Maybe it's more controlled in Finland who can end up as a full-time teacher. Teaching is still pretty popular career choice (esp. for women) and not everybody who wants to be a teacher gets into university to study for a degree. What is the situation in US, is it popular choice anymore?

Finland, according to the article, hires the top 10% of graduates, who also require master's degree in education. So they're starting off with a highly skilled base of top candidates. On this side of the pond, there are decades of poor teachers ensconced in the system.

"You can't have good schools without good teachers"

W4S has a pretty big agenda, though, and it's main point comes off as "it's the unions' fault!"

They fail to mention unionization rates in Finnish schools, though.

Even if you had unionization rates, American unions probably work different than Finnish unions.
> "The issue boils down to the pervasiveness of bad teachers in the system, and an inability to get rid of those teachers and reward/promote good teachers."

As others have mentioned, that is seen as a solution (and one that the US is acting on), however MANY disagree heavily that that is the core issue, as do I. I hope no one is offended by this comparison, but I believe it can be compared to the issue with the massive amount of people in prison in US problem -- can there really be that many bad people, or is the issue something else? I'm 100% convinced it's something else, specifically that (in a lot of cases) the system itself causes the behaviors by motivating/incentivizing it.

I agree with you that "bad teachers" is not the core or only issue. A more serious issue, as an example, is that good teachers are actively driven away by petty bureaucrats.

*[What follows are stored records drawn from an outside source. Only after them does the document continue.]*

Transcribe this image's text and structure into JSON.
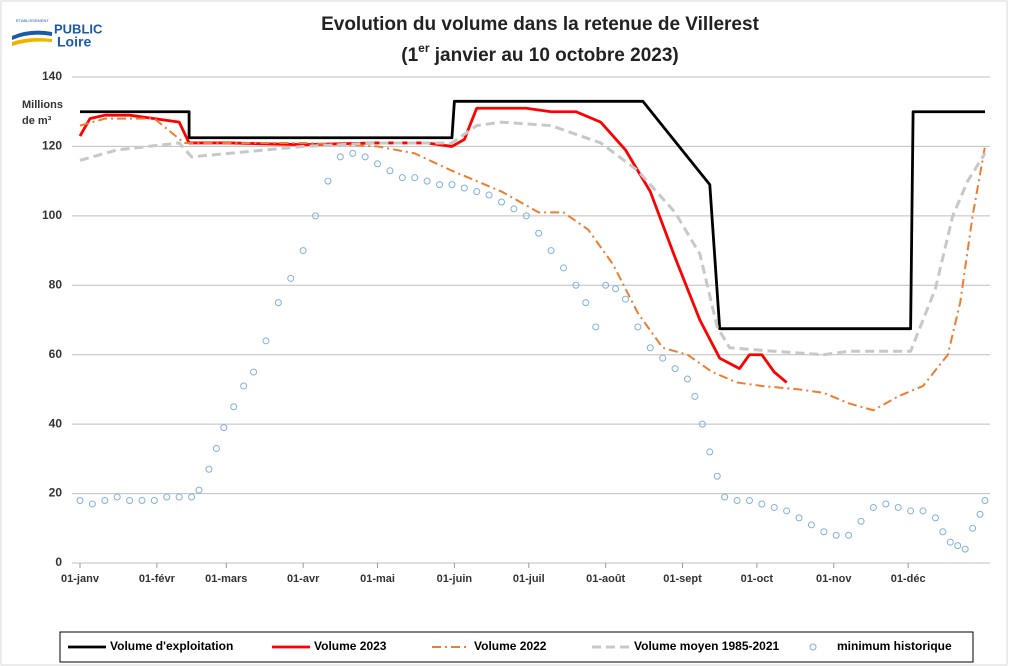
{
  "logo": {
    "small": "ÉTABLISSEMENT",
    "top": "PUBLIC",
    "bottom": "Loire"
  },
  "chart_data": {
    "type": "line",
    "title": "Evolution du volume dans la retenue de Villerest",
    "subtitle": [
      "(1",
      "er",
      " janvier au 10 octobre 2023)"
    ],
    "y_label": [
      "Millions",
      "de m³"
    ],
    "xlim": [
      0,
      365
    ],
    "ylim": [
      0,
      140
    ],
    "yticks": [
      0,
      20,
      40,
      60,
      80,
      100,
      120,
      140
    ],
    "xticks": [
      {
        "value": 0,
        "label": "01-janv"
      },
      {
        "value": 31,
        "label": "01-févr"
      },
      {
        "value": 59,
        "label": "01-mars"
      },
      {
        "value": 90,
        "label": "01-avr"
      },
      {
        "value": 120,
        "label": "01-mai"
      },
      {
        "value": 151,
        "label": "01-juin"
      },
      {
        "value": 181,
        "label": "01-juil"
      },
      {
        "value": 212,
        "label": "01-août"
      },
      {
        "value": 243,
        "label": "01-sept"
      },
      {
        "value": 273,
        "label": "01-oct"
      },
      {
        "value": 304,
        "label": "01-nov"
      },
      {
        "value": 334,
        "label": "01-déc"
      }
    ],
    "grid": true,
    "legend": "bottom",
    "series": [
      {
        "name": "Volume d'exploitation",
        "color": "#000000",
        "style": "solid",
        "x": [
          0,
          44,
          44,
          150,
          151,
          227,
          254,
          258,
          335,
          336,
          365
        ],
        "values": [
          130,
          130,
          122.5,
          122.5,
          133,
          133,
          109,
          67.5,
          67.5,
          130,
          130
        ]
      },
      {
        "name": "Volume 2023",
        "color": "#ff0000",
        "style": "solid",
        "x": [
          0,
          4,
          10,
          20,
          30,
          40,
          44,
          60,
          90,
          120,
          140,
          150,
          155,
          160,
          170,
          180,
          190,
          200,
          210,
          220,
          230,
          240,
          250,
          258,
          266,
          270,
          275,
          280,
          285
        ],
        "values": [
          123,
          128,
          129,
          129,
          128,
          127,
          121,
          121,
          120.5,
          121,
          121,
          120,
          122,
          131,
          131,
          131,
          130,
          130,
          127,
          119,
          107,
          88,
          70,
          59,
          56,
          60,
          60,
          55,
          52
        ]
      },
      {
        "name": "Volume 2022",
        "color": "#ed7d31",
        "style": "dashdot",
        "x": [
          0,
          10,
          30,
          42,
          60,
          90,
          120,
          135,
          150,
          170,
          185,
          195,
          205,
          215,
          225,
          235,
          245,
          255,
          265,
          275,
          290,
          300,
          310,
          320,
          330,
          340,
          350,
          355,
          360,
          365
        ],
        "values": [
          126,
          128,
          128,
          121,
          121,
          121,
          120,
          118,
          113,
          107,
          101,
          101,
          96,
          86,
          72,
          62,
          60,
          55,
          52,
          51,
          50,
          49,
          46,
          44,
          48,
          51,
          60,
          75,
          100,
          120
        ]
      },
      {
        "name": "Volume moyen 1985-2021",
        "color": "#c8c8c8",
        "style": "dashed",
        "x": [
          0,
          15,
          40,
          45,
          60,
          90,
          120,
          150,
          160,
          170,
          190,
          210,
          225,
          240,
          250,
          257,
          262,
          280,
          300,
          310,
          325,
          335,
          345,
          352,
          358,
          365
        ],
        "values": [
          116,
          119,
          121,
          117,
          118,
          120,
          121,
          121,
          126,
          127,
          126,
          121,
          113,
          101,
          89,
          68,
          62,
          61,
          60,
          61,
          61,
          61,
          79,
          100,
          110,
          118
        ]
      },
      {
        "name": "minimum historique",
        "color": "#7fb0e0",
        "style": "markers",
        "x": [
          0,
          5,
          10,
          15,
          20,
          25,
          30,
          35,
          40,
          45,
          48,
          52,
          55,
          58,
          62,
          66,
          70,
          75,
          80,
          85,
          90,
          95,
          100,
          105,
          110,
          115,
          120,
          125,
          130,
          135,
          140,
          145,
          150,
          155,
          160,
          165,
          170,
          175,
          180,
          185,
          190,
          195,
          200,
          204,
          208,
          212,
          216,
          220,
          225,
          230,
          235,
          240,
          245,
          248,
          251,
          254,
          257,
          260,
          265,
          270,
          275,
          280,
          285,
          290,
          295,
          300,
          305,
          310,
          315,
          320,
          325,
          330,
          335,
          340,
          345,
          348,
          351,
          354,
          357,
          360,
          363,
          365
        ],
        "values": [
          18,
          17,
          18,
          19,
          18,
          18,
          18,
          19,
          19,
          19,
          21,
          27,
          33,
          39,
          45,
          51,
          55,
          64,
          75,
          82,
          90,
          100,
          110,
          117,
          118,
          117,
          115,
          113,
          111,
          111,
          110,
          109,
          109,
          108,
          107,
          106,
          104,
          102,
          100,
          95,
          90,
          85,
          80,
          75,
          68,
          80,
          79,
          76,
          68,
          62,
          59,
          56,
          53,
          48,
          40,
          32,
          25,
          19,
          18,
          18,
          17,
          16,
          15,
          13,
          11,
          9,
          8,
          8,
          12,
          16,
          17,
          16,
          15,
          15,
          13,
          9,
          6,
          5,
          4,
          10,
          14,
          18
        ]
      }
    ]
  }
}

Those that remain are severely constrained in the good they can do. With the advent of endemic standardized testing tied into bonuses and tenure, classes have devolved into regurgitate the answer mode. That issue, of really excellent teaching being punished or prohibited, is only one of many many problems in the system. Easy fixes don't work because there is not just one thing that is the problem. There are many things and the things vary somewhat state by state and district by district within a state.
A key difference is scale. Finland's population is 5 million people -- right between the cities of New York and Los Angeles.

So you're looking at 200-300 school districts in Finland and 12,000-15,000 in the US. Standards for everything from bussing to curriculum vary dramatically by state or even by district.

I'd attribute the variation in quality to scale, too much money and poor governance in the US.